Mais bref. Puisque c'était à lui d'agir dans ce binôme, alors agissons.

Harlock poussa le plus doucement possible la porte du placard avec le sentiment que le léger couinement des gonds s'amplifiait plus que de raison. Puis il retint son souffle et rampa jusqu'au bord de la mezzanine.

La galerie circulaire du premier étage soutenait une coupole de plexiverre. Des piliers métalliques en arc-de-cercle renforçaient la structure et se rejoignaient au sommet en une clé de voûte tarabiscotée. Dessous, la rotonde était accablée de lumière.

La rambarde en plastique opaque le protégeait des regards, mais les plaques disjointes qui la constituaient offraient des postes d'observation parfaits pour voir sans être vu. Harlock se plaqua au sol pour se coller à l'un de ces interstices. L'air vibrait au rythme des battements de tambour de son cœur, qui semblèrent l'espace d'un instant se propager autour de lui. Il se crispa, s'obligea à une longue expiration. Du calme. Si tu paniques, tu es mort.

Le pélican observait son manège avec curiosité tout en se dandinant tranquillement à côté de lui (en silence, dieu merci).

— Vous vous comportez en violation de la Convention de Néo-Genève ! lança une voix. Les sévices physiques dans le but d'obtenir des informations sont prohibés !

Warrius.

Harlock ne put retenir un sourire, et le soulagement qui l'envahit supplanta la panique latente. Warrius était vivant.

Le commandant de l'Hayabusa était invisible. Il devait se situer juste au-dessous de lui, estima Harlock.

Il zooma sur la carte holo. Au niveau de la rotonde, il compta dix points verts et six points rouges. Dix prisonniers, six ennemis.

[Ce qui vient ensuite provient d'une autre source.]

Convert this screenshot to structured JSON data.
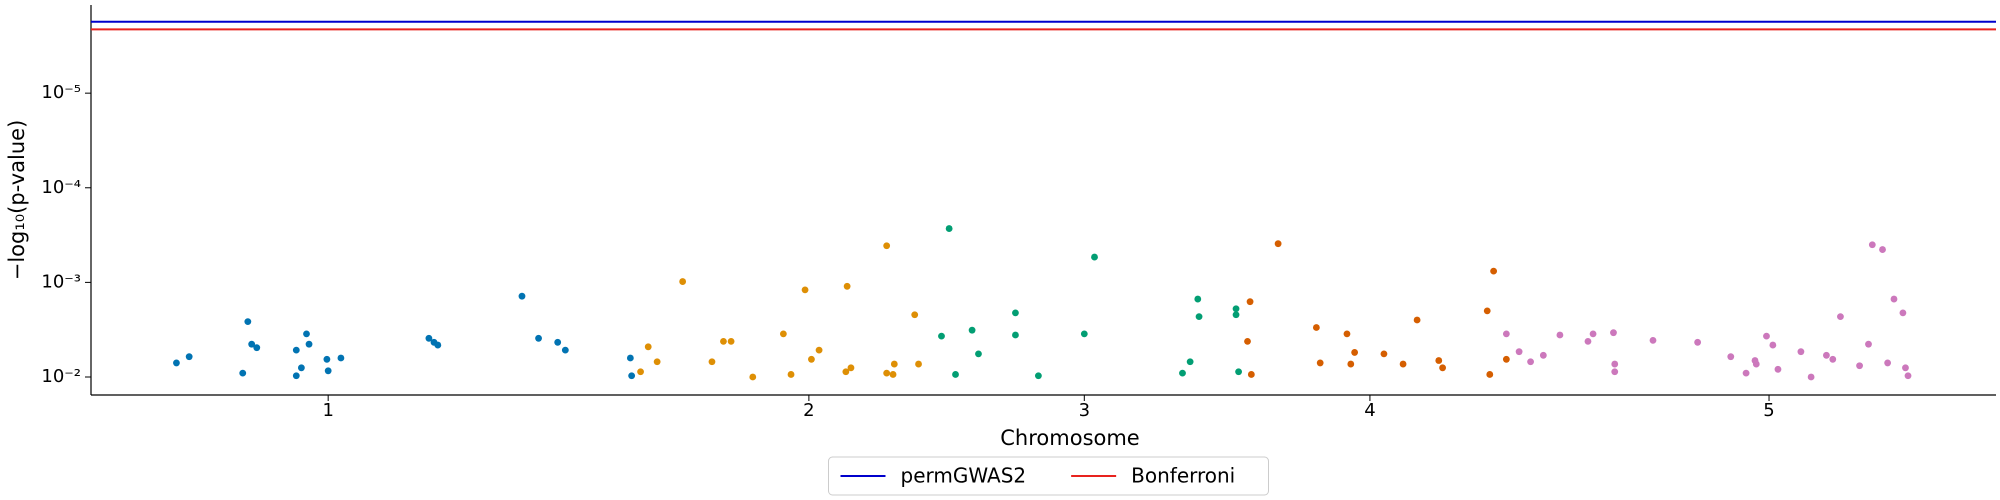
{
  "chart_data": {
    "type": "scatter",
    "xlabel": "Chromosome",
    "ylabel": "−log₁₀(p-value)",
    "xlim": [
      0,
      1494
    ],
    "xticks": [
      {
        "value": 186,
        "label": "1"
      },
      {
        "value": 563,
        "label": "2"
      },
      {
        "value": 779,
        "label": "3"
      },
      {
        "value": 1003,
        "label": "4"
      },
      {
        "value": 1316,
        "label": "5"
      }
    ],
    "ylim": [
      0.0155,
      1.17e-06
    ],
    "ylog": true,
    "yticks": [
      {
        "value": 0.01,
        "label": "10⁻²"
      },
      {
        "value": 0.001,
        "label": "10⁻³"
      },
      {
        "value": 0.0001,
        "label": "10⁻⁴"
      },
      {
        "value": 1e-05,
        "label": "10⁻⁵"
      }
    ],
    "series": [
      {
        "color": "#0173b2",
        "x": [
          67,
          77,
          119,
          123,
          126,
          130,
          161,
          161,
          165,
          169,
          171,
          185,
          186,
          196,
          265,
          269,
          272,
          338,
          351,
          366,
          372,
          423,
          424
        ],
        "values": [
          0.0071,
          0.0061,
          0.0091,
          0.0026,
          0.0045,
          0.0049,
          0.0052,
          0.0097,
          0.008,
          0.0035,
          0.0045,
          0.0065,
          0.0086,
          0.0063,
          0.0039,
          0.0043,
          0.0046,
          0.0014,
          0.0039,
          0.0043,
          0.0052,
          0.0063,
          0.0097
        ]
      },
      {
        "color": "#de8f05",
        "x": [
          431,
          437,
          444,
          464,
          487,
          496,
          502,
          519,
          543,
          549,
          560,
          565,
          571,
          592,
          593,
          596,
          624,
          624,
          629,
          630,
          646,
          649
        ],
        "values": [
          0.0088,
          0.0048,
          0.0069,
          0.00098,
          0.0069,
          0.0042,
          0.0042,
          0.01,
          0.0035,
          0.0094,
          0.0012,
          0.0065,
          0.0052,
          0.0088,
          0.0011,
          0.008,
          0.00041,
          0.0091,
          0.0094,
          0.0073,
          0.0022,
          0.0073
        ]
      },
      {
        "color": "#029e73",
        "x": [
          667,
          673,
          678,
          691,
          696,
          725,
          725,
          743,
          779,
          787,
          856,
          862,
          868,
          869,
          898,
          898,
          900
        ],
        "values": [
          0.0037,
          0.00027,
          0.0094,
          0.0032,
          0.0057,
          0.0021,
          0.0036,
          0.0097,
          0.0035,
          0.00054,
          0.0091,
          0.0069,
          0.0015,
          0.0023,
          0.0019,
          0.0022,
          0.0088
        ]
      },
      {
        "color": "#d55e00",
        "x": [
          907,
          909,
          910,
          931,
          961,
          964,
          985,
          988,
          991,
          1014,
          1029,
          1040,
          1057,
          1060,
          1095,
          1097,
          1100,
          1110
        ],
        "values": [
          0.0042,
          0.0016,
          0.0094,
          0.00039,
          0.003,
          0.0071,
          0.0035,
          0.0073,
          0.0055,
          0.0057,
          0.0073,
          0.0025,
          0.0067,
          0.008,
          0.002,
          0.0094,
          0.00076,
          0.0065
        ]
      },
      {
        "color": "#cc78bc",
        "x": [
          1110,
          1120,
          1129,
          1139,
          1152,
          1174,
          1178,
          1194,
          1195,
          1195,
          1225,
          1260,
          1286,
          1298,
          1305,
          1306,
          1314,
          1319,
          1323,
          1341,
          1349,
          1361,
          1366,
          1372,
          1387,
          1394,
          1397,
          1405,
          1409,
          1414,
          1421,
          1423,
          1425
        ],
        "values": [
          0.0035,
          0.0054,
          0.0069,
          0.0059,
          0.0036,
          0.0042,
          0.0035,
          0.0034,
          0.0073,
          0.0088,
          0.0041,
          0.0043,
          0.0061,
          0.0091,
          0.0067,
          0.0073,
          0.0037,
          0.0046,
          0.0083,
          0.0054,
          0.01,
          0.0059,
          0.0065,
          0.0023,
          0.0076,
          0.0045,
          0.0004,
          0.00045,
          0.0071,
          0.0015,
          0.0021,
          0.008,
          0.0097
        ]
      }
    ],
    "thresholds": [
      {
        "name": "permGWAS2",
        "color": "#0000cc",
        "value": 1.76e-06
      },
      {
        "name": "Bonferroni",
        "color": "#e8231e",
        "value": 2.12e-06
      }
    ],
    "legend": "bottom-center"
  }
}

De sa position, il apercevait trois néo-humains et deux otaries sur exosquelette (des « sirènes », pff c'était ridicule).

— Vous ne faites que retarder l'inévitable, capitaine, répondit une des otaries. Si nous n'obtenons pas les codes d'ouverture, nos artificiers auront tôt fait de forcer le passage.
— La Fédération ne restera pas sans réagir à cette agression injustifiée ! répliqua aussitôt Warrius.

S'attendait-il à un soutien de la Flotte ? Peu probable, de l'avis d'Harlock. Yblane était perdue au milieu de nulle part, bien trop loin des bases de la Fédération pour espérer une intervention rapide. Prévoyait-il une contre-attaque de l'Hayabusa ? Non c'était idiot, le patrouilleur n'était pas de taille contre les frégates.

— Ieeek.

Le pélican déploya ses ailes, et Harlock hocha la tête. En revanche, songea-t-il avec un demi-sourire acerbe, il possédait de son côté de quoi réaliser une riposte bien plus efficace.

— Allez l'oiseau, chuchota-t-il. Va les distraire.

Le pélican s'envola sans même prendre d'élan. Bonne chance, lui souhaita mentalement Harlock. Bonne chance à eux deux.

Il inspira, dégaina le cosmodragon et abaissa la sûreté.

Puis il sortit les micro-charges de sa poche de poitrine.